El incidente le dejó muy conmocionado. Se forzó a sí mismo a calmarse, y de nuevo repasó mentalmente su plan. Como resultado, canceló la idea de llamar a Teddy mientras estaba en Dallas, para apelar a que fuera razonable en sus demandas. Teddy no había sido nunca razonable. Sólo el más disparatado de los pensamientos le había podido hacer creer que ella pudiera llegar a ser razonable.

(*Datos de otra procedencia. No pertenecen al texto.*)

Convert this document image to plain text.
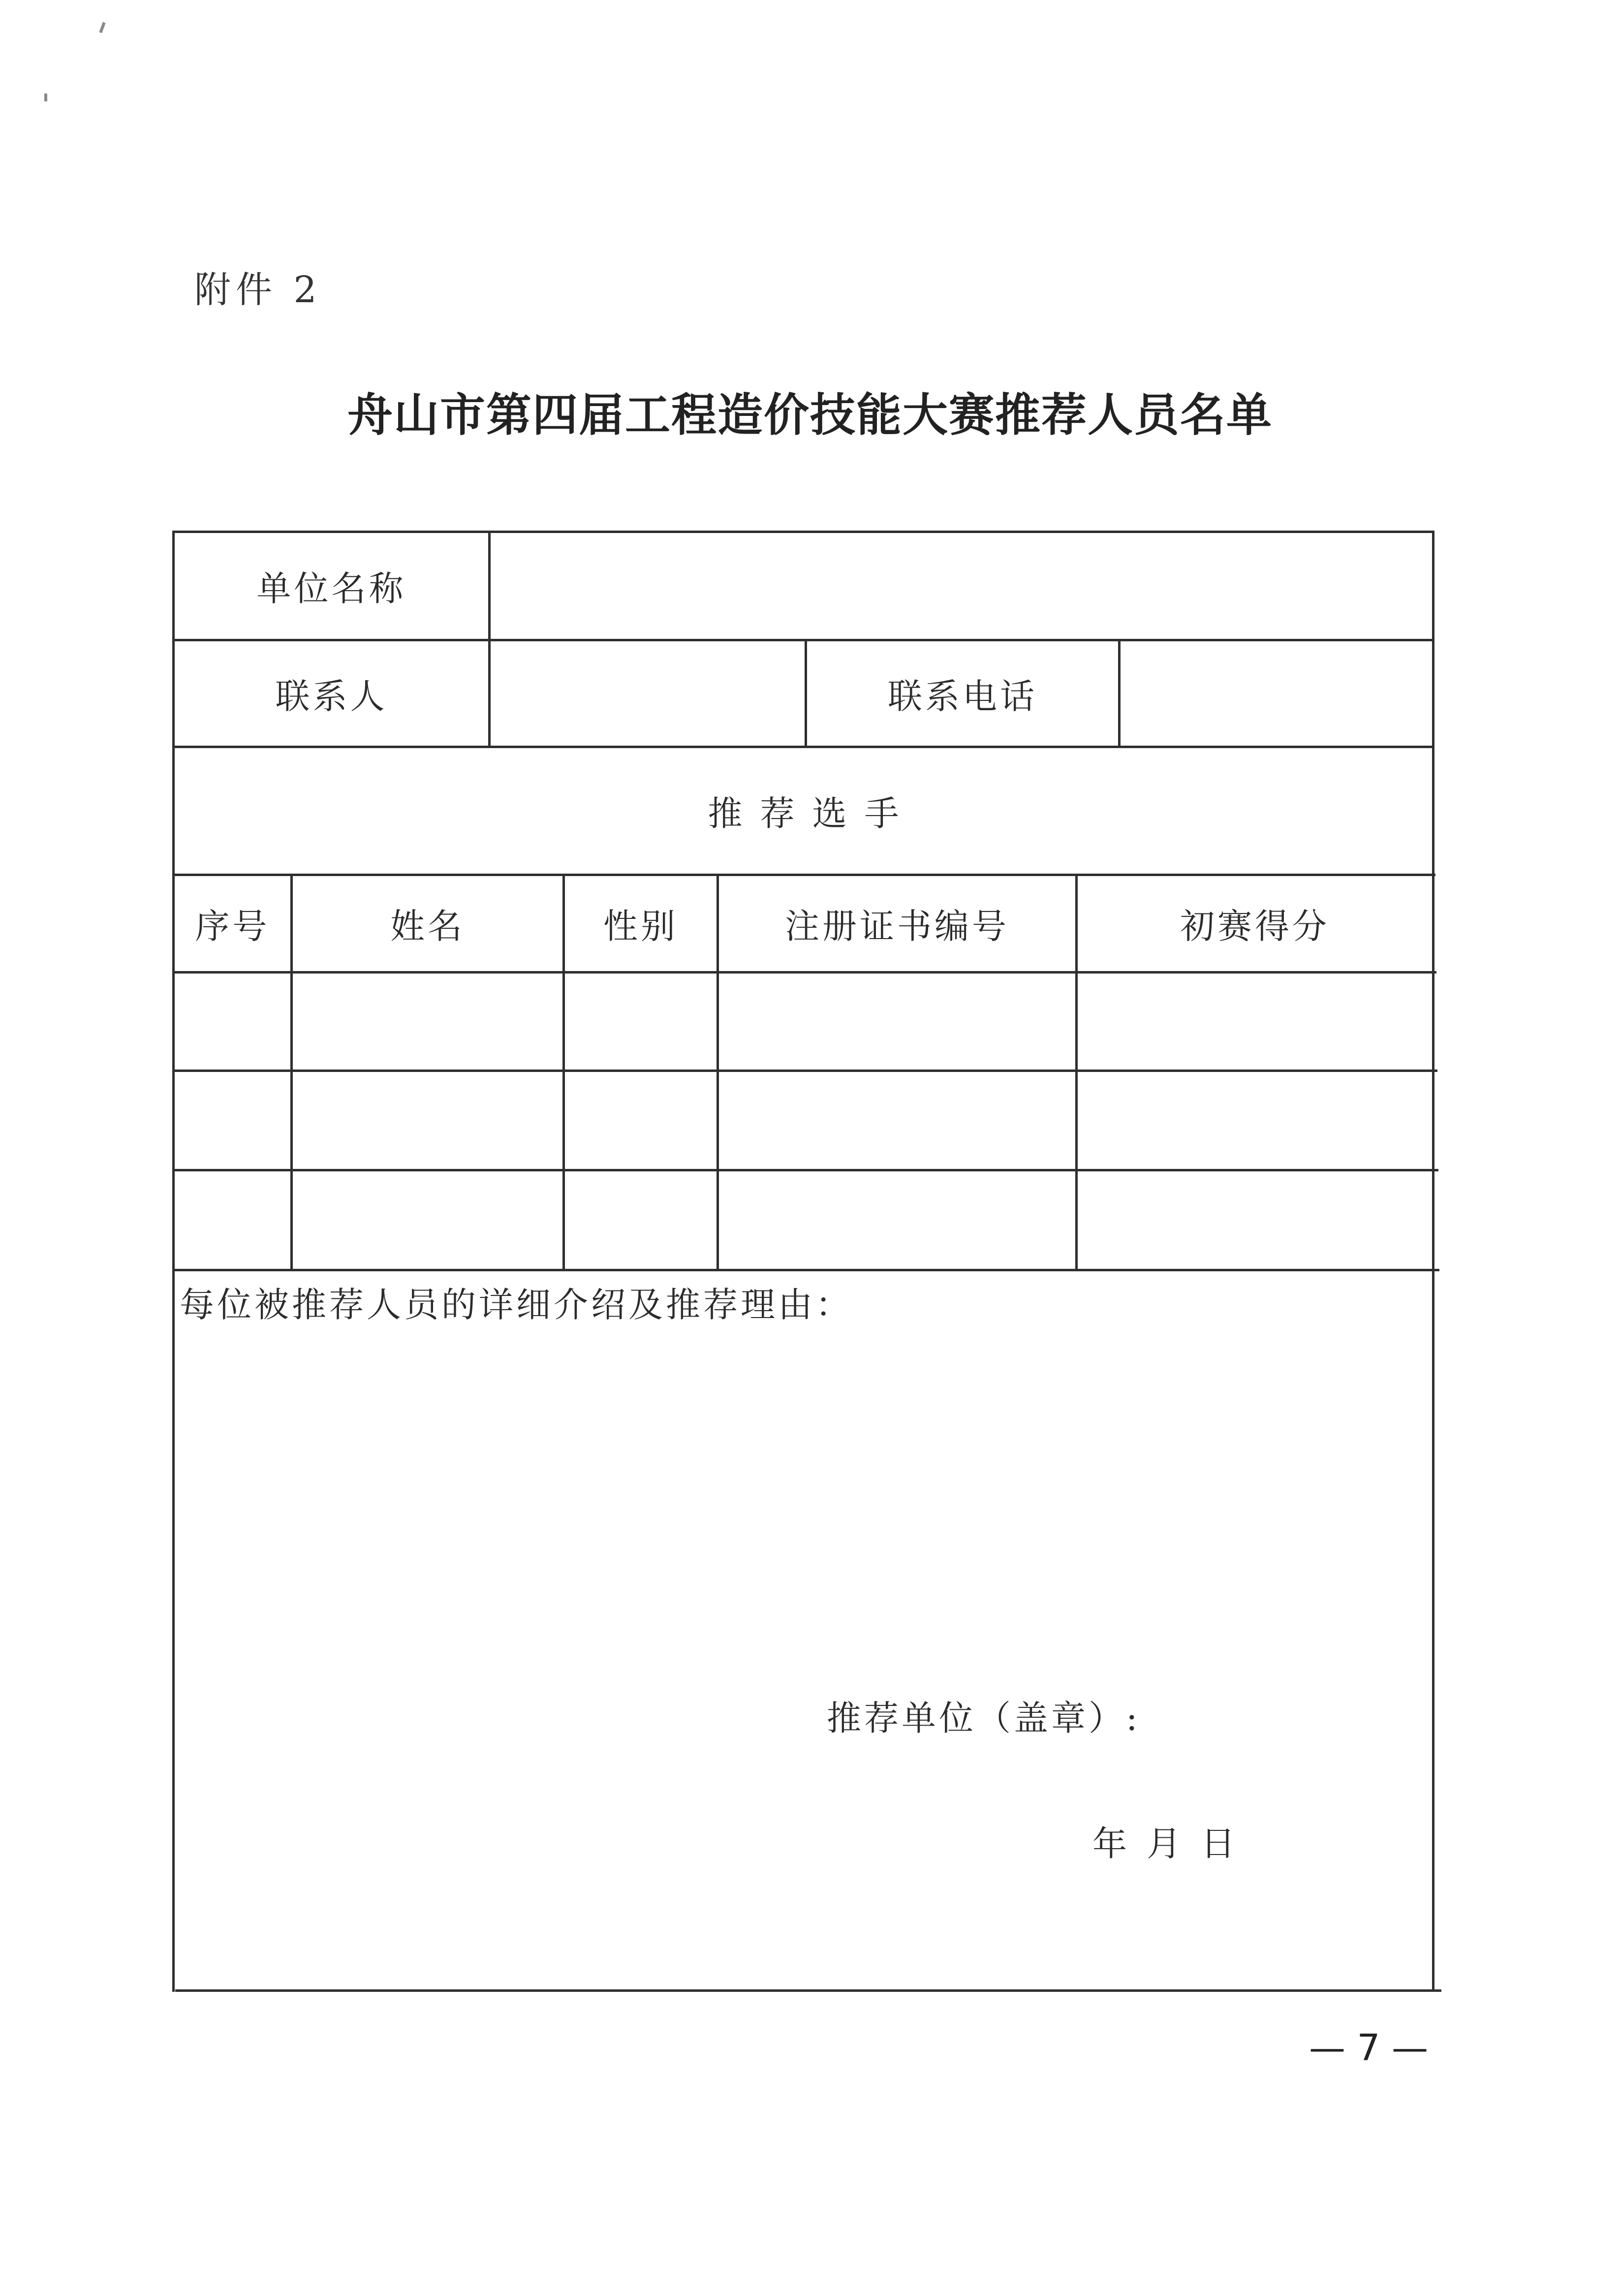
附件 2
舟山市第四届工程造价技能大赛推荐人员名单
单位名称
联系人	联系电话
推荐选手
序号	姓名	性别	注册证书编号	初赛得分
每位被推荐人员的详细介绍及推荐理由：
推荐单位（盖章）:
年月日
— 7 —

De todas formas, su problema ahora era inmediato. Tenía que conseguir treinta y tres mil dólares aproximadamente. Sin ellos, no tenía futuro…, ninguno en el que Red pudiera entrar a formar parte. Sin ellos, estaría acabado. ¿Cómo podría estar un hombre arruinado, se preguntaría Red, cuando tiene una caja de seguridad llena de dinero?

Levantó la mano para llamar a un taxi. El conductor miró hacia atrás por encima del hombro cuando Mitch le dio una dirección.

—Demasiado pronto, señor. No estará abierto a estas horas del día.

—Veamos —dijo Mitch.

—Se lo estoy diciendo. ¿Por qué no me deja que le lleve a un sitio vivo de verdad?

—¿Y por qué —preguntó Mitch— no me lleva adónde le estoy diciendo, por todos los diablos? ¿Va usted a hacerlo o tendré que llamar a Frank Downing para darle su número de matrícula y su nombre, y decirle que no puedo cumplir con la cita porque…?

El taxista arrancó con una sacudida. Se desplazó rápidamente, sin más conversación durante los siguientes treinta minutos, hasta que alcanzó la puerta de nervaduras de hierro de la finca de Downing.

Mitch salió allí y pagó al taxista. A esta hora inofensiva, la puerta estaba, por supuesto, abierta, y comenzó a recorrer el largo y curvado paseo hacia la casa.

El barrio había sido muy bueno en otro tiempo. Incluso cuando la parte baja se hizo multitudinaria debido a la expansión de los barrios comerciales e industriales, había habido una cierta resistencia ante la marcha del progreso. Cierta gente había vivido aquí casi desde la fundación de la ciudad. Gente con mansiones de cuatro pisos (con salas de estar de dos pisos), y terrenos que ocupaban una manzana.

Downing había conseguido una de esas magníficas casas antiguas al principio del periodo de transición de la zona. La había restaurado y renovado por completo, y había cercado el terreno con un muro de ladrillo dibujado de muy buen gusto. Aparte de eso, y de ciertas modificaciones esenciales en el interior, había conservado el lugar casi intacto.